A resonance tube closed at one end is of height $1.5\ \text{m}$. A tuning fork of frequency $340\ \text{Hz}$ is vibrating above the tube. Water is poured in the tube gradually. The minimum height of water for which resonance is obtained is (Neglect end correction.
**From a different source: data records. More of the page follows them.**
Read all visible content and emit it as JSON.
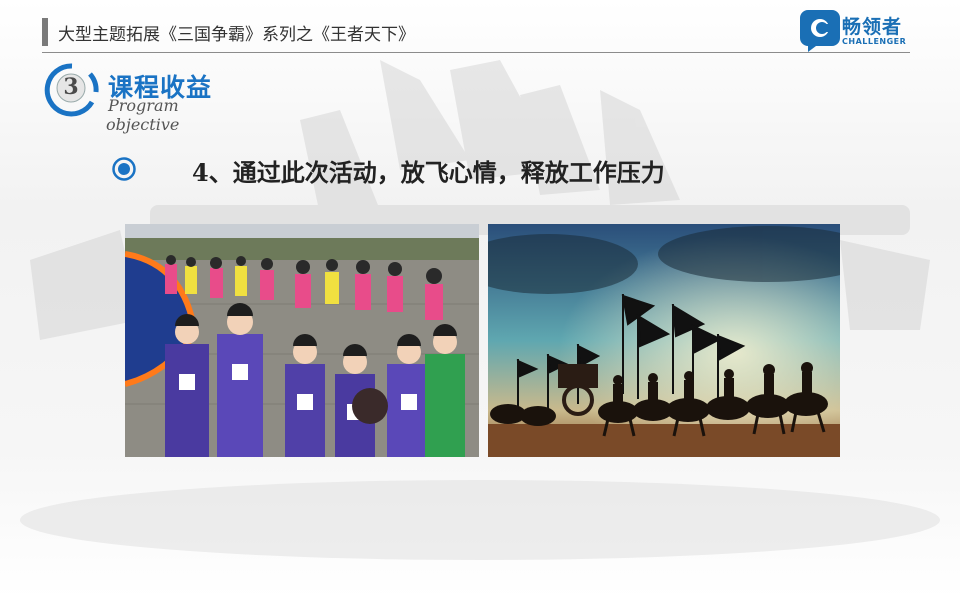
{
  "header": {
    "title": "大型主题拓展《三国争霸》系列之《王者天下》"
  },
  "logo": {
    "name": "畅领者",
    "subtitle": "CHALLENGER",
    "brand_color": "#1a6fb5"
  },
  "section": {
    "number": "3",
    "title": "课程收益",
    "subtitle_line1": "Program",
    "subtitle_line2": "objective",
    "accent_color": "#1a73c4"
  },
  "point": {
    "text": "4、通过此次活动，放飞心情，释放工作压力"
  },
  "photos": [
    {
      "name": "team-activity-photo"
    },
    {
      "name": "ancient-cavalry-photo"
    }
  ]
}
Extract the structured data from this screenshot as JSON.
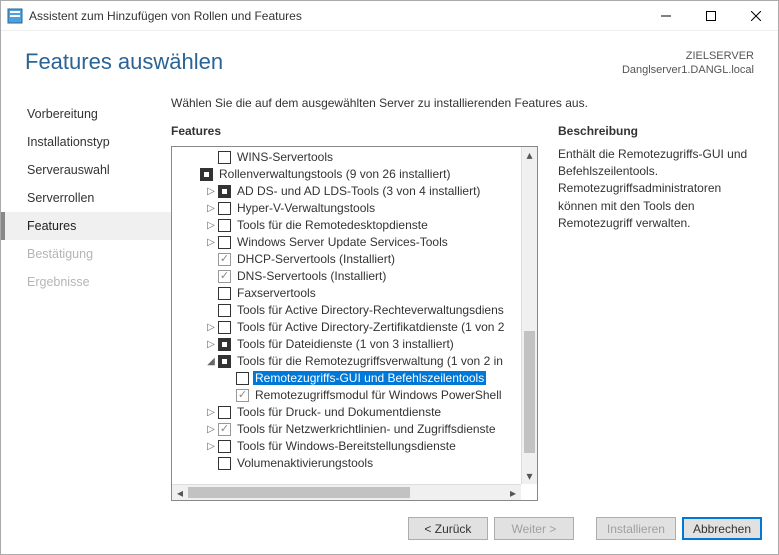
{
  "window": {
    "title": "Assistent zum Hinzufügen von Rollen und Features"
  },
  "header": {
    "title": "Features auswählen",
    "target_label": "ZIELSERVER",
    "target_value": "Danglserver1.DANGL.local"
  },
  "nav": [
    {
      "label": "Vorbereitung",
      "state": "done"
    },
    {
      "label": "Installationstyp",
      "state": "done"
    },
    {
      "label": "Serverauswahl",
      "state": "done"
    },
    {
      "label": "Serverrollen",
      "state": "done"
    },
    {
      "label": "Features",
      "state": "active"
    },
    {
      "label": "Bestätigung",
      "state": "disabled"
    },
    {
      "label": "Ergebnisse",
      "state": "disabled"
    }
  ],
  "instruction": "Wählen Sie die auf dem ausgewählten Server zu installierenden Features aus.",
  "columns": {
    "features": "Features",
    "description": "Beschreibung"
  },
  "tree": [
    {
      "indent": 1,
      "exp": "",
      "cb": "empty",
      "label": "WINS-Servertools",
      "sel": false
    },
    {
      "indent": 0,
      "exp": "",
      "cb": "tri",
      "label": "Rollenverwaltungstools (9 von 26 installiert)",
      "sel": false
    },
    {
      "indent": 1,
      "exp": "r",
      "cb": "tri",
      "label": "AD DS- und AD LDS-Tools (3 von 4 installiert)",
      "sel": false
    },
    {
      "indent": 1,
      "exp": "r",
      "cb": "empty",
      "label": "Hyper-V-Verwaltungstools",
      "sel": false
    },
    {
      "indent": 1,
      "exp": "r",
      "cb": "empty",
      "label": "Tools für die Remotedesktopdienste",
      "sel": false
    },
    {
      "indent": 1,
      "exp": "r",
      "cb": "empty",
      "label": "Windows Server Update Services-Tools",
      "sel": false
    },
    {
      "indent": 1,
      "exp": "",
      "cb": "chkdis",
      "label": "DHCP-Servertools (Installiert)",
      "sel": false
    },
    {
      "indent": 1,
      "exp": "",
      "cb": "chkdis",
      "label": "DNS-Servertools (Installiert)",
      "sel": false
    },
    {
      "indent": 1,
      "exp": "",
      "cb": "empty",
      "label": "Faxservertools",
      "sel": false
    },
    {
      "indent": 1,
      "exp": "",
      "cb": "empty",
      "label": "Tools für Active Directory-Rechteverwaltungsdiens",
      "sel": false
    },
    {
      "indent": 1,
      "exp": "r",
      "cb": "empty",
      "label": "Tools für Active Directory-Zertifikatdienste (1 von 2",
      "sel": false
    },
    {
      "indent": 1,
      "exp": "r",
      "cb": "tri",
      "label": "Tools für Dateidienste (1 von 3 installiert)",
      "sel": false
    },
    {
      "indent": 1,
      "exp": "d",
      "cb": "tri",
      "label": "Tools für die Remotezugriffsverwaltung (1 von 2 in",
      "sel": false
    },
    {
      "indent": 2,
      "exp": "",
      "cb": "empty",
      "label": "Remotezugriffs-GUI und Befehlszeilentools",
      "sel": true
    },
    {
      "indent": 2,
      "exp": "",
      "cb": "chkdis",
      "label": "Remotezugriffsmodul für Windows PowerShell",
      "sel": false
    },
    {
      "indent": 1,
      "exp": "r",
      "cb": "empty",
      "label": "Tools für Druck- und Dokumentdienste",
      "sel": false
    },
    {
      "indent": 1,
      "exp": "r",
      "cb": "chkdis",
      "label": "Tools für Netzwerkrichtlinien- und Zugriffsdienste",
      "sel": false
    },
    {
      "indent": 1,
      "exp": "r",
      "cb": "empty",
      "label": "Tools für Windows-Bereitstellungsdienste",
      "sel": false
    },
    {
      "indent": 1,
      "exp": "",
      "cb": "empty",
      "label": "Volumenaktivierungstools",
      "sel": false
    }
  ],
  "description": "Enthält die Remotezugriffs-GUI und Befehlszeilentools. Remotezugriffsadministratoren können mit den Tools den Remotezugriff verwalten.",
  "buttons": {
    "prev": "< Zurück",
    "next": "Weiter >",
    "install": "Installieren",
    "cancel": "Abbrechen"
  }
}
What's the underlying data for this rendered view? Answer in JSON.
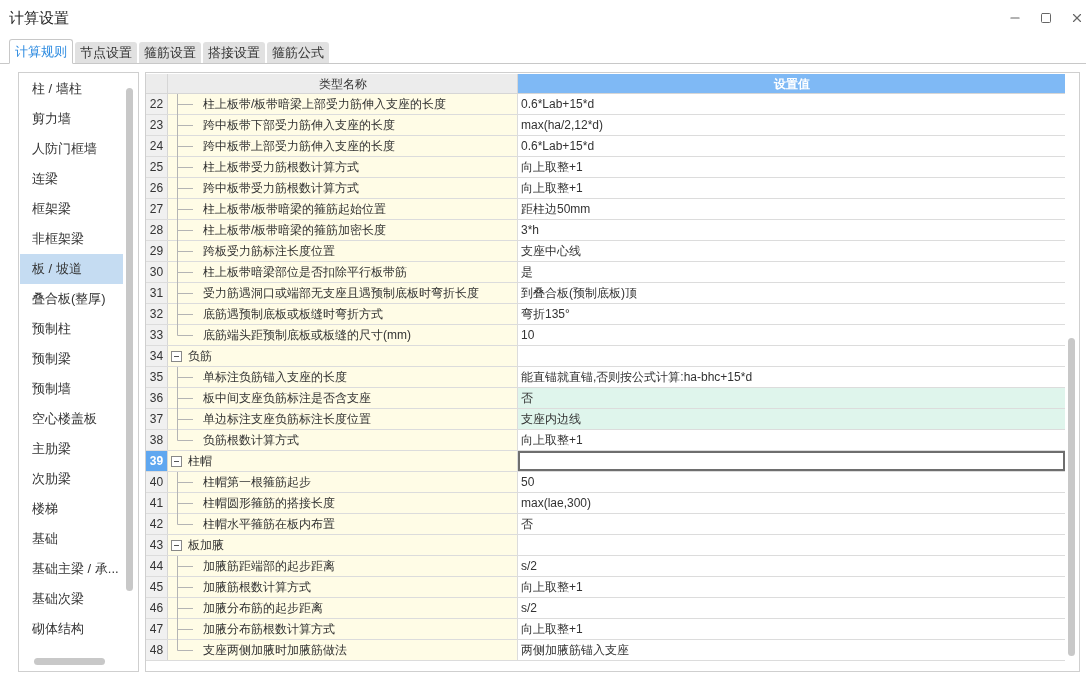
{
  "window": {
    "title": "计算设置"
  },
  "tabs": [
    {
      "label": "计算规则",
      "selected": true
    },
    {
      "label": "节点设置",
      "selected": false
    },
    {
      "label": "箍筋设置",
      "selected": false
    },
    {
      "label": "搭接设置",
      "selected": false
    },
    {
      "label": "箍筋公式",
      "selected": false
    }
  ],
  "sidebar": {
    "items": [
      {
        "label": "柱 / 墙柱",
        "selected": false
      },
      {
        "label": "剪力墙",
        "selected": false
      },
      {
        "label": "人防门框墙",
        "selected": false
      },
      {
        "label": "连梁",
        "selected": false
      },
      {
        "label": "框架梁",
        "selected": false
      },
      {
        "label": "非框架梁",
        "selected": false
      },
      {
        "label": "板 / 坡道",
        "selected": true
      },
      {
        "label": "叠合板(整厚)",
        "selected": false
      },
      {
        "label": "预制柱",
        "selected": false
      },
      {
        "label": "预制梁",
        "selected": false
      },
      {
        "label": "预制墙",
        "selected": false
      },
      {
        "label": "空心楼盖板",
        "selected": false
      },
      {
        "label": "主肋梁",
        "selected": false
      },
      {
        "label": "次肋梁",
        "selected": false
      },
      {
        "label": "楼梯",
        "selected": false
      },
      {
        "label": "基础",
        "selected": false
      },
      {
        "label": "基础主梁 / 承...",
        "selected": false
      },
      {
        "label": "基础次梁",
        "selected": false
      },
      {
        "label": "砌体结构",
        "selected": false
      }
    ]
  },
  "table": {
    "columns": [
      "类型名称",
      "设置值"
    ],
    "groups": [
      {
        "kind": "continued",
        "children": [
          {
            "number": "22",
            "name": "柱上板带/板带暗梁上部受力筋伸入支座的长度",
            "value": "0.6*Lab+15*d",
            "highlighted": false,
            "selected": false
          },
          {
            "number": "23",
            "name": "跨中板带下部受力筋伸入支座的长度",
            "value": "max(ha/2,12*d)",
            "highlighted": false,
            "selected": false
          },
          {
            "number": "24",
            "name": "跨中板带上部受力筋伸入支座的长度",
            "value": "0.6*Lab+15*d",
            "highlighted": false,
            "selected": false
          },
          {
            "number": "25",
            "name": "柱上板带受力筋根数计算方式",
            "value": "向上取整+1",
            "highlighted": false,
            "selected": false
          },
          {
            "number": "26",
            "name": "跨中板带受力筋根数计算方式",
            "value": "向上取整+1",
            "highlighted": false,
            "selected": false
          },
          {
            "number": "27",
            "name": "柱上板带/板带暗梁的箍筋起始位置",
            "value": "距柱边50mm",
            "highlighted": false,
            "selected": false
          },
          {
            "number": "28",
            "name": "柱上板带/板带暗梁的箍筋加密长度",
            "value": "3*h",
            "highlighted": false,
            "selected": false
          },
          {
            "number": "29",
            "name": "跨板受力筋标注长度位置",
            "value": "支座中心线",
            "highlighted": false,
            "selected": false
          },
          {
            "number": "30",
            "name": "柱上板带暗梁部位是否扣除平行板带筋",
            "value": "是",
            "highlighted": false,
            "selected": false
          },
          {
            "number": "31",
            "name": "受力筋遇洞口或端部无支座且遇预制底板时弯折长度",
            "value": "到叠合板(预制底板)顶",
            "highlighted": false,
            "selected": false
          },
          {
            "number": "32",
            "name": "底筋遇预制底板或板缝时弯折方式",
            "value": "弯折135°",
            "highlighted": false,
            "selected": false
          },
          {
            "number": "33",
            "name": "底筋端头距预制底板或板缝的尺寸(mm)",
            "value": "10",
            "highlighted": false,
            "selected": false
          }
        ]
      },
      {
        "kind": "group",
        "number": "34",
        "label": "负筋",
        "expanded": true,
        "selected": false,
        "children": [
          {
            "number": "35",
            "name": "单标注负筋锚入支座的长度",
            "value": "能直锚就直锚,否则按公式计算:ha-bhc+15*d",
            "highlighted": false,
            "selected": false
          },
          {
            "number": "36",
            "name": "板中间支座负筋标注是否含支座",
            "value": "否",
            "highlighted": true,
            "selected": false
          },
          {
            "number": "37",
            "name": "单边标注支座负筋标注长度位置",
            "value": "支座内边线",
            "highlighted": true,
            "selected": false
          },
          {
            "number": "38",
            "name": "负筋根数计算方式",
            "value": "向上取整+1",
            "highlighted": false,
            "selected": false
          }
        ]
      },
      {
        "kind": "group",
        "number": "39",
        "label": "柱帽",
        "expanded": true,
        "selected": true,
        "children": [
          {
            "number": "40",
            "name": "柱帽第一根箍筋起步",
            "value": "50",
            "highlighted": false,
            "selected": false
          },
          {
            "number": "41",
            "name": "柱帽圆形箍筋的搭接长度",
            "value": "max(lae,300)",
            "highlighted": false,
            "selected": false
          },
          {
            "number": "42",
            "name": "柱帽水平箍筋在板内布置",
            "value": "否",
            "highlighted": false,
            "selected": false
          }
        ]
      },
      {
        "kind": "group",
        "number": "43",
        "label": "板加腋",
        "expanded": true,
        "selected": false,
        "children": [
          {
            "number": "44",
            "name": "加腋筋距端部的起步距离",
            "value": "s/2",
            "highlighted": false,
            "selected": false
          },
          {
            "number": "45",
            "name": "加腋筋根数计算方式",
            "value": "向上取整+1",
            "highlighted": false,
            "selected": false
          },
          {
            "number": "46",
            "name": "加腋分布筋的起步距离",
            "value": "s/2",
            "highlighted": false,
            "selected": false
          },
          {
            "number": "47",
            "name": "加腋分布筋根数计算方式",
            "value": "向上取整+1",
            "highlighted": false,
            "selected": false
          },
          {
            "number": "48",
            "name": "支座两侧加腋时加腋筋做法",
            "value": "两侧加腋筋锚入支座",
            "highlighted": false,
            "selected": false
          }
        ]
      }
    ]
  }
}
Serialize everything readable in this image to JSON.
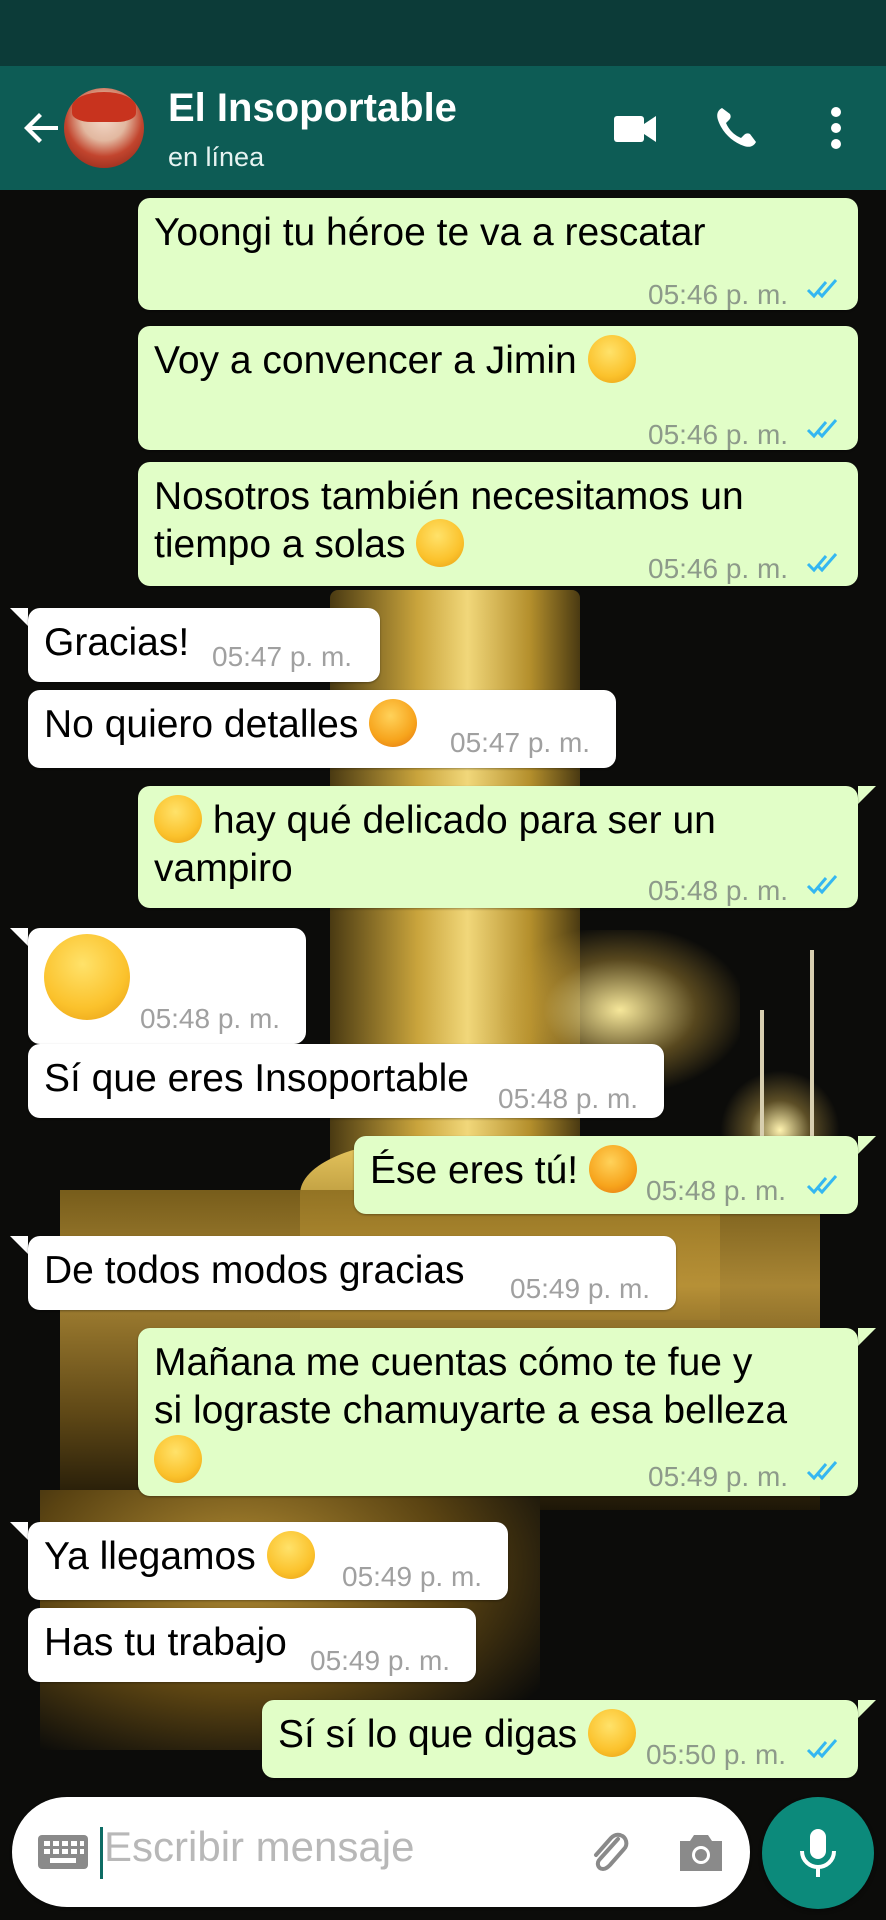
{
  "header": {
    "contact_name": "El Insoportable",
    "contact_status": "en línea",
    "icons": [
      "back-arrow-icon",
      "video-call-icon",
      "phone-icon",
      "more-vert-icon"
    ]
  },
  "messages": [
    {
      "dir": "out",
      "text": "Yoongi tu héroe te va a rescatar",
      "time": "05:46 p. m.",
      "read": true
    },
    {
      "dir": "out",
      "text": "Voy a convencer a Jimin",
      "emoji": "smirking-face",
      "time": "05:46 p. m.",
      "read": true
    },
    {
      "dir": "out",
      "text": "Nosotros también necesitamos un",
      "text2": "tiempo a solas",
      "emoji": "drooling-face",
      "time": "05:46 p. m.",
      "read": true
    },
    {
      "dir": "in",
      "text": "Gracias!",
      "time": "05:47 p. m."
    },
    {
      "dir": "in",
      "text": "No quiero detalles",
      "emoji": "confounded-face",
      "time": "05:47 p. m."
    },
    {
      "dir": "out",
      "emoji": "face-with-hand-over-mouth",
      "text": "hay qué delicado para ser un",
      "text2": "vampiro",
      "time": "05:48 p. m.",
      "read": true
    },
    {
      "dir": "in",
      "emoji": "sleepy-face",
      "time": "05:48 p. m."
    },
    {
      "dir": "in",
      "text": "Sí que eres Insoportable",
      "time": "05:48 p. m."
    },
    {
      "dir": "out",
      "text": "Ése eres tú!",
      "emoji": "angry-face",
      "time": "05:48 p. m.",
      "read": true
    },
    {
      "dir": "in",
      "text": "De todos modos gracias",
      "time": "05:49 p. m."
    },
    {
      "dir": "out",
      "text": "Mañana me cuentas cómo te fue y",
      "text2": "si lograste chamuyarte a esa belleza",
      "emoji": "smirking-face",
      "time": "05:49 p. m.",
      "read": true
    },
    {
      "dir": "in",
      "text": "Ya llegamos",
      "emoji": "unamused-face",
      "time": "05:49 p. m."
    },
    {
      "dir": "in",
      "text": "Has tu trabajo",
      "time": "05:49 p. m."
    },
    {
      "dir": "out",
      "text": "Sí sí lo que digas",
      "emoji": "grinning-face",
      "time": "05:50 p. m.",
      "read": true
    }
  ],
  "input": {
    "placeholder": "Escribir mensaje",
    "icons": [
      "keyboard-icon",
      "attach-icon",
      "camera-icon",
      "mic-icon"
    ]
  },
  "colors": {
    "header": "#0d5c55",
    "status_bar": "#0c3b38",
    "outgoing_bubble": "#e1fec7",
    "incoming_bubble": "#ffffff",
    "read_ticks": "#34b7f1",
    "mic_button": "#0c8a7b"
  }
}
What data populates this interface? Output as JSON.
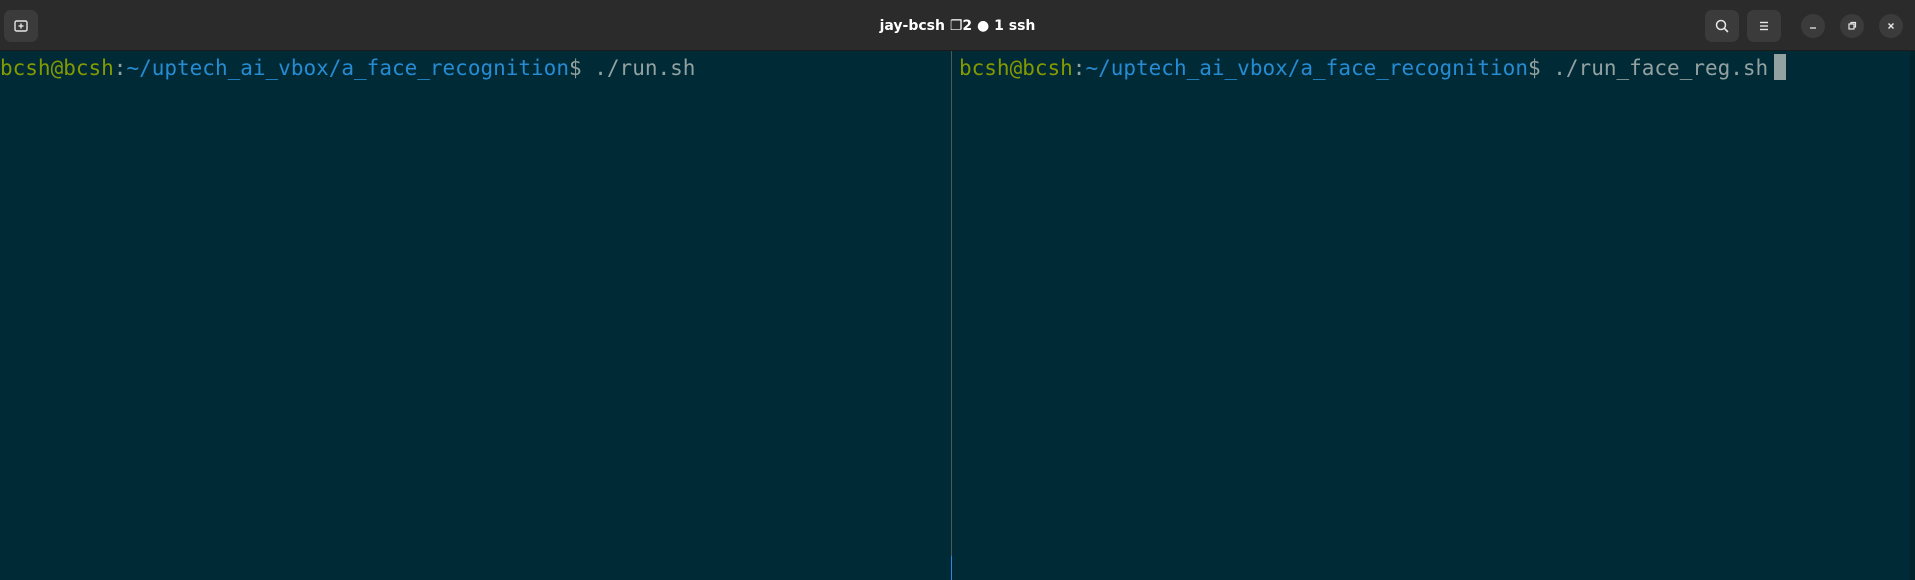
{
  "window": {
    "title_host": "jay-bcsh",
    "title_windows_icon": "❐",
    "title_windows_count": "2",
    "title_pane_icon": "●",
    "title_pane_count": "1",
    "title_process": "ssh"
  },
  "header_icons": {
    "new_tab": "new-tab-icon",
    "search": "search-icon",
    "menu": "hamburger-menu-icon",
    "minimize": "minimize-icon",
    "maximize": "restore-icon",
    "close": "close-icon"
  },
  "panes": {
    "left": {
      "user": "bcsh@bcsh",
      "colon": ":",
      "path": "~/uptech_ai_vbox/a_face_recognition",
      "dollar": "$",
      "command": " ./run.sh"
    },
    "right": {
      "user": "bcsh@bcsh",
      "colon": ":",
      "path": "~/uptech_ai_vbox/a_face_recognition",
      "dollar": "$",
      "command": " ./run_face_reg.sh"
    }
  },
  "colors": {
    "terminal_bg": "#002b36",
    "prompt_user": "#859900",
    "prompt_path": "#268bd2",
    "text": "#93a1a1",
    "focus_accent": "#3584e4"
  }
}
Speed of sound in air = $340\ \text{m/s}$)

• A. $5\ \text{cm}$
• B. $125\ \text{cm}$
• C. $150\ \text{cm}$
• D. $25\ \text{cm}$

Hint:

For resonance tubes closed at one end, the first resonance always occurs at one-fourth wavelength.

Answer 1

The Correct Option is D

Step 1: Find wavelength of sound.
\[ \lambda = \dfrac{v}{f} = \dfrac{340}{340} = 1\ \text{m} \] Step 2: Condition for first resonance in closed tube.
For a tube closed at one end, first resonance occurs when: \[ L = \dfrac{\lambda}{4} \] Step 3: Calculate resonant air column length.
\[ L = \dfrac{1}{4} = 0.25\ \text{m} = 25\ \text{cm} \] Step 4: Find minimum height of water.
Total tube height = $1.5\ \text{m}$
\[ \text{Height of water} = 1.5 - 0.25 = 1.25\ \text{m} \] But minimum air column corresponds to first resonance, so minimum water height required is $25\ \text{cm}$.